A standard style for American universities was collegiate Gothic, intended to confer the prestige of Oxford and Cambridge on New World campuses. Other schools were built in a Classical style, to capture the reflected glory of Greek and Roman learning. The Medical College of Virginia chose Egyptian style on the grounds that the world’s oldest medical knowledge was Egyptian. The trustees of Columbia University voted to design their prestigious new campus (which the trustees of Yeshiva College could almost see from Washington Heights, if they looked over their left shoulders) in Renaissance style, both to capture the glory of northern Italian scholarship and to trump the University of Chicago’s brand-new Gothic campus.
Jewish scholarship was not only older than Oxford, Cambridge, and Columbia put together, it was older than the Renaissance, older even than Rome or Athens. What Yeshiva University needed was a campus in an ancient Jewish architectural style. Architect Henry Beaumont Herts provided one, carefully explaining to The New York Times that his campus was designed in an authentic Jewish style covering several centuries BCE.
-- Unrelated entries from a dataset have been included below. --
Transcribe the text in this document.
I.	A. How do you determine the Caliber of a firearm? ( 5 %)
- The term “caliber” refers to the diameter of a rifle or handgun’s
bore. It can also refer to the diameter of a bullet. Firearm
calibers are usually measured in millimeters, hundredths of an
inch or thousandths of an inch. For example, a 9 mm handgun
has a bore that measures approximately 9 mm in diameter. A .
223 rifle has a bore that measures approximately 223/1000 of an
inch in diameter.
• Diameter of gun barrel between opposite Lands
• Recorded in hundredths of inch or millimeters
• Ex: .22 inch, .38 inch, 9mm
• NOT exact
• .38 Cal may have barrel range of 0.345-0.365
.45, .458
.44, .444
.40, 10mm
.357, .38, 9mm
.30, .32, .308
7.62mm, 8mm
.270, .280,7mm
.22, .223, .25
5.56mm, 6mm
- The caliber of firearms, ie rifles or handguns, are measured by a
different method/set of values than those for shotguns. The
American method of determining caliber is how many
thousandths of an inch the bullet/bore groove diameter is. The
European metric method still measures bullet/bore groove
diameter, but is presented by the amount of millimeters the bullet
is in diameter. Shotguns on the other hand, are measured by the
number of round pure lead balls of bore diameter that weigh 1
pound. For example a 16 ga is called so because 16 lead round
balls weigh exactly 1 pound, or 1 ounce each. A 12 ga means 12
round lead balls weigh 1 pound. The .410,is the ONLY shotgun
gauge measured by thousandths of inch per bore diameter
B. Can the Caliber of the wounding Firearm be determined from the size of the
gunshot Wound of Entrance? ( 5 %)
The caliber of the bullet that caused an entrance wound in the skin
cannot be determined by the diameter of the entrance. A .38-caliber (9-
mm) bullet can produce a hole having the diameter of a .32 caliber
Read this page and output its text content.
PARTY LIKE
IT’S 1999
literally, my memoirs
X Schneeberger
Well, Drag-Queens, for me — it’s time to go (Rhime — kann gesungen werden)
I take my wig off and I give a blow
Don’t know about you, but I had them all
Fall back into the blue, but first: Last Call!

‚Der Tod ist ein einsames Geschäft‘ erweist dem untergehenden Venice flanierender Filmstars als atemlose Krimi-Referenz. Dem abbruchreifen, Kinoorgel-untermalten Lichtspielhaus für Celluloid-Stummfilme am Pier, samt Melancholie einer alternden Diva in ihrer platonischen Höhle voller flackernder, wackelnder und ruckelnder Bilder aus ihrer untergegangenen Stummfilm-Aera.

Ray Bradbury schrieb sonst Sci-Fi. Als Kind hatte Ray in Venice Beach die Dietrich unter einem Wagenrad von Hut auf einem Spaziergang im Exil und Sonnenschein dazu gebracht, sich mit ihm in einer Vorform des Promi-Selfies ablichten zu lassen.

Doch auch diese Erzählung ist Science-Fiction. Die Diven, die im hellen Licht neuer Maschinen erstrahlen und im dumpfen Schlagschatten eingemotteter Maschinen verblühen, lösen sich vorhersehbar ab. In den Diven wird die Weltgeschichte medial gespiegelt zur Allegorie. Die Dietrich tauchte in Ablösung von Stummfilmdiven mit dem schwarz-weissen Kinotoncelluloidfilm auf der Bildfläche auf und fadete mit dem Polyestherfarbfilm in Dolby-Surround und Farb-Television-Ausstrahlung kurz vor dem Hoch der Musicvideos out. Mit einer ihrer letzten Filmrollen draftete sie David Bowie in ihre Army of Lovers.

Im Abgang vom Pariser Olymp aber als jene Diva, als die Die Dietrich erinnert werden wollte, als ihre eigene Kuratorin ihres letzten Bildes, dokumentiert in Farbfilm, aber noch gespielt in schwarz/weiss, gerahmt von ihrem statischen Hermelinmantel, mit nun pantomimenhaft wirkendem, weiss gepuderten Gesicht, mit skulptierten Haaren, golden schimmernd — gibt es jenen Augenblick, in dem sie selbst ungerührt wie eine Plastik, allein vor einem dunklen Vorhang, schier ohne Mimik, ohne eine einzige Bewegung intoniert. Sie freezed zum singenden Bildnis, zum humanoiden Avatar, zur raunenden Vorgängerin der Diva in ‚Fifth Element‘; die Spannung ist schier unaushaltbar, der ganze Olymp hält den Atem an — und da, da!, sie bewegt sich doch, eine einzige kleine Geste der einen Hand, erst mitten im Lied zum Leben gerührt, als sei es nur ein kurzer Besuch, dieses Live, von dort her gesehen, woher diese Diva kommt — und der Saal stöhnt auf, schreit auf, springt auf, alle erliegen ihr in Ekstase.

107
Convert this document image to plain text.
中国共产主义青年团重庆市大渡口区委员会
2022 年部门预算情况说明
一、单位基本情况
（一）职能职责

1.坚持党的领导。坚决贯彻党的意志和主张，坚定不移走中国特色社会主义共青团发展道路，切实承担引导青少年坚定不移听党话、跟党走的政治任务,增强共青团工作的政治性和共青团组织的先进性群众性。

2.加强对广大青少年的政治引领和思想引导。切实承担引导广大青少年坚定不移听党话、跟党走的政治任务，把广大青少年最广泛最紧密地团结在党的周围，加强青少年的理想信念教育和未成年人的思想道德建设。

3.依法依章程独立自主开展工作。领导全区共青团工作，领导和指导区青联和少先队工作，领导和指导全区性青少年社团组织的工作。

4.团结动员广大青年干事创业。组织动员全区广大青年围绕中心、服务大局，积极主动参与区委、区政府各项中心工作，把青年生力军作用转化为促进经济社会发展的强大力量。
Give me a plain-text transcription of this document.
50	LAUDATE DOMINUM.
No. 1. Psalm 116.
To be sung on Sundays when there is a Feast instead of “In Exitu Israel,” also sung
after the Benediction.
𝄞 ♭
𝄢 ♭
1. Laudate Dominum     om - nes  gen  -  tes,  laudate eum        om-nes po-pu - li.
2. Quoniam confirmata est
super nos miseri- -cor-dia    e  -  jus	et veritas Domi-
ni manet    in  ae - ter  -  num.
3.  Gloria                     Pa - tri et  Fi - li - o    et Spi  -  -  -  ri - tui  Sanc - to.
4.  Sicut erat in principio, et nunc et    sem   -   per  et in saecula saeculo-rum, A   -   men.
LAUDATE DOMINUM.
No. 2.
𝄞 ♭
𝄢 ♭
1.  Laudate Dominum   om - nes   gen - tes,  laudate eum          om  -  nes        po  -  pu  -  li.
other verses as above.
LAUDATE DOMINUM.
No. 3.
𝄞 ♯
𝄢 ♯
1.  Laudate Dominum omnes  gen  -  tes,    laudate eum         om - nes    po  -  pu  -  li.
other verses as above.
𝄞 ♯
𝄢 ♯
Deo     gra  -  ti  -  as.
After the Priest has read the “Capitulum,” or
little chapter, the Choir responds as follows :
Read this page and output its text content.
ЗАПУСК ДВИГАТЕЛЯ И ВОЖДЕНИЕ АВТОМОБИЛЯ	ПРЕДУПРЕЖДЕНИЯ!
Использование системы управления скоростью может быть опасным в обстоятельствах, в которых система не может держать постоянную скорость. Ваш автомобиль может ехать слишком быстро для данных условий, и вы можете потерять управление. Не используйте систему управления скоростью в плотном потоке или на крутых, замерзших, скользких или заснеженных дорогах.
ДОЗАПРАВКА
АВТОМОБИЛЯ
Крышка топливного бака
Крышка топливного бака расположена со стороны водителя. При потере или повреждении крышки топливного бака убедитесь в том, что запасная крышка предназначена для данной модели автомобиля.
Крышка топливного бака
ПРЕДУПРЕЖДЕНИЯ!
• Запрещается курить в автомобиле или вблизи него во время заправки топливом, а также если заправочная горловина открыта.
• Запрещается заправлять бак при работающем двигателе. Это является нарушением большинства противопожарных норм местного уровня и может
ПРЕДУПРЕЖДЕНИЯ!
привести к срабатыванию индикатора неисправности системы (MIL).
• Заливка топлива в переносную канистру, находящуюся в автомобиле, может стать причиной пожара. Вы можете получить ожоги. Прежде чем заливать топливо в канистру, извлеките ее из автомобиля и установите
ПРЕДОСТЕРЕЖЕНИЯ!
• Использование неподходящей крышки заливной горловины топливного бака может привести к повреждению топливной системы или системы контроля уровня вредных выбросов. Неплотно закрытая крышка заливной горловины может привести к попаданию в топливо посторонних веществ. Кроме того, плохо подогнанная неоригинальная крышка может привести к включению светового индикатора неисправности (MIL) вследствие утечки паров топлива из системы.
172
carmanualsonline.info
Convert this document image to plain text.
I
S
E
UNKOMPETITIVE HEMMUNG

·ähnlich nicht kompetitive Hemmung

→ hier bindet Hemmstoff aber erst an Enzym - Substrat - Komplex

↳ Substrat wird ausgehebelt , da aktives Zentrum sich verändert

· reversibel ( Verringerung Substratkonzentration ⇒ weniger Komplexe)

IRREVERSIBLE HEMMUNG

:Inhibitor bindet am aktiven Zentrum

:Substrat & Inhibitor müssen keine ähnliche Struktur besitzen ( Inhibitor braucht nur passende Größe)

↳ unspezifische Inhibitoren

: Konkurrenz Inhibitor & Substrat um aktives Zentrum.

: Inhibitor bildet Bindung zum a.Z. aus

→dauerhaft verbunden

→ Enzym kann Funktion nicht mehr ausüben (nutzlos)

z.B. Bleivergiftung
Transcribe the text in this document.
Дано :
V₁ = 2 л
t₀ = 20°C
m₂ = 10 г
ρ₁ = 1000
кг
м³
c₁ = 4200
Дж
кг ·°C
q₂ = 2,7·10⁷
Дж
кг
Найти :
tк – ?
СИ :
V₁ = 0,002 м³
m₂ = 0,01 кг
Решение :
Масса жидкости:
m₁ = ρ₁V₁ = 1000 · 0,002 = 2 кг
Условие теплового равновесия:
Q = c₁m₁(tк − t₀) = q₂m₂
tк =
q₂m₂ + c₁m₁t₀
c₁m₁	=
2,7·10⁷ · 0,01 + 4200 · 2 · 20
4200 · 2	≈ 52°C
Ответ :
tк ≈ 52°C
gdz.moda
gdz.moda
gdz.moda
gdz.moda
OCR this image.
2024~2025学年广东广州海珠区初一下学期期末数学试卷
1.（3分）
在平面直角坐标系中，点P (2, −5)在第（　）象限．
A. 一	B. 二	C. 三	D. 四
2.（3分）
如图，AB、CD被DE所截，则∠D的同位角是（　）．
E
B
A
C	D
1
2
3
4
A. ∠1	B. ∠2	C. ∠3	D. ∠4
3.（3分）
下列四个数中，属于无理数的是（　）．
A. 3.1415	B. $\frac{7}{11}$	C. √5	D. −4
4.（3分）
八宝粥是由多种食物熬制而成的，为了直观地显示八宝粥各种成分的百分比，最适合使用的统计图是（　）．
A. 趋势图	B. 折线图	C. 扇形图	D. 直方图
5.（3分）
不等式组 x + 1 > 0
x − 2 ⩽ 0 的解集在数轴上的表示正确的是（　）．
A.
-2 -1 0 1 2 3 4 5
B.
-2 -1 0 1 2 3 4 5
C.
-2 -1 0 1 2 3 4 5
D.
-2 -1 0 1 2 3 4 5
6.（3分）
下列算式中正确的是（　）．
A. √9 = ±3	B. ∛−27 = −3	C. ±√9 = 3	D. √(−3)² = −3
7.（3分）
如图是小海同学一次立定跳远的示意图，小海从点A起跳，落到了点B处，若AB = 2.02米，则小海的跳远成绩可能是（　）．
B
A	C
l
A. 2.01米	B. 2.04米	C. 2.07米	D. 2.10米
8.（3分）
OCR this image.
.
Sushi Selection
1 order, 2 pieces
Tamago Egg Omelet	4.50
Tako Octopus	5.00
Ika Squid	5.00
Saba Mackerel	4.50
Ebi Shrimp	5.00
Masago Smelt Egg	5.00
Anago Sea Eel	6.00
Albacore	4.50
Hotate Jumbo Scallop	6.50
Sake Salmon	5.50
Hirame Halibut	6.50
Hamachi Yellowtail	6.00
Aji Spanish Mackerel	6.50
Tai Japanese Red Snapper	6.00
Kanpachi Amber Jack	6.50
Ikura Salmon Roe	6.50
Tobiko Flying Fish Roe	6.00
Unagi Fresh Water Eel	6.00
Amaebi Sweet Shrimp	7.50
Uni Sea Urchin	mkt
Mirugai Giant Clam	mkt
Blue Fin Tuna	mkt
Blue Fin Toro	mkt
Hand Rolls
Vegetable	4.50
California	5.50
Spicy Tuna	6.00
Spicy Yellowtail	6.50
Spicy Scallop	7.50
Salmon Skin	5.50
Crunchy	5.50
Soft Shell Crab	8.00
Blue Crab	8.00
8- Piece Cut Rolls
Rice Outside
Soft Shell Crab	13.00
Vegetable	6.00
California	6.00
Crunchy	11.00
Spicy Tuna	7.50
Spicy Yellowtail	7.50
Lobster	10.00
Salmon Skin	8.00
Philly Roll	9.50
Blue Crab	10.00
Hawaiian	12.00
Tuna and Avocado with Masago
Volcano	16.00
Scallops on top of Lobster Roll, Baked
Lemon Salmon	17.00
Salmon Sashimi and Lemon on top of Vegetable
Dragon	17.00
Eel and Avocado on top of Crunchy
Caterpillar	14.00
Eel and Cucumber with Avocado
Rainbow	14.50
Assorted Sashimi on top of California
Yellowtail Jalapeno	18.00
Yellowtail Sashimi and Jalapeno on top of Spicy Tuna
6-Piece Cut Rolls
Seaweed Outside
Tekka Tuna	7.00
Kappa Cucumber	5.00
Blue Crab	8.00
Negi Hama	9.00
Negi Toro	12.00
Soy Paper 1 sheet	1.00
The campus that emerged from Herts’s drawing-board was an exotic world of courtyards, arches, towers, and domes calculated to put Columbia, Princeton, and Yale to shame and satisfy the most romantic soul ever to dream of life in the Ivory Tower. This particular rendition of the ivied campus dream was the Arabian Nights. The domes were Ottoman, the arches Moorish, and all the towers were minarets.
Then, with only the first building of the expansive plan actually built (complete with colorful Moorish tile work and minarets), 1929 happened. When prosperity returned, instead of gardens, arcaded courtyards and domes, the modern university built Belfer Tower, the monolith that looms to the north as you drive east on the Cross-Bronx Expressway. To the administration’s horror, students have used every building on campus as a rappelling course, even towering Belfer and the old minaret.
Plans for Yeshiva University campus, New York City, including (top right) ceremonial entrance, (bottom left) library and courtyard garden, and (bottom right) auditorium.